И тут Лауретта запела дуэт, который я сочинил и который сама она очень хвалила. Терезина подхватила второй голос, и обе они принялись немилосердно пародировать его голосом и манерой исполнения. Тенор расхохотался так, что в комнате все зазвенело, дрожь прошла по мне - мое решение было принято, раз и навсегда. Я на цыпочках вернулся в свою комнату, окна которой глядели в переулок. Напротив помещалась почтовая станция, и к ней только что подъехал направлявшийся в Бамберг дилижанс. Его загружали багажом, пассажиры уже собрались у ворот, но еще оставался примерно час времени. Я быстро собрался, великодушно оплатил наши счета и поспешил на почту. Когда я проезжал мимо фасада гостиницы, мои дамы продолжали стоять у окна своей комнаты вместе с тенором. Заслышав почтовый рожок, они просунули головы в окно, я же поспешно отодвинулся подальше в глубь кареты, с удовольствием предвкушая смертельное действие желчной записки, которую я оставил для них в гостинице.

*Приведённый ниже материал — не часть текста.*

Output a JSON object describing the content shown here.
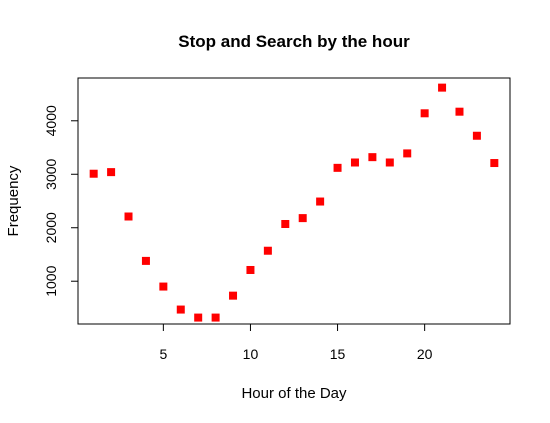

Тут Теодор с большим удовольствием опорожнил рюмку с пылким элеатико, которую налил ему Эдуард.
- От Терезины, - сказал последний, открывая новую бутылку и ловко сплескивая плававшую наверху каплю масла, - от Терезины я никак не ожидал такого вероломного коварства. У меня не выходит из головы то, как она, сидя на лошади и изящно галопируя, распевает испанские романсы.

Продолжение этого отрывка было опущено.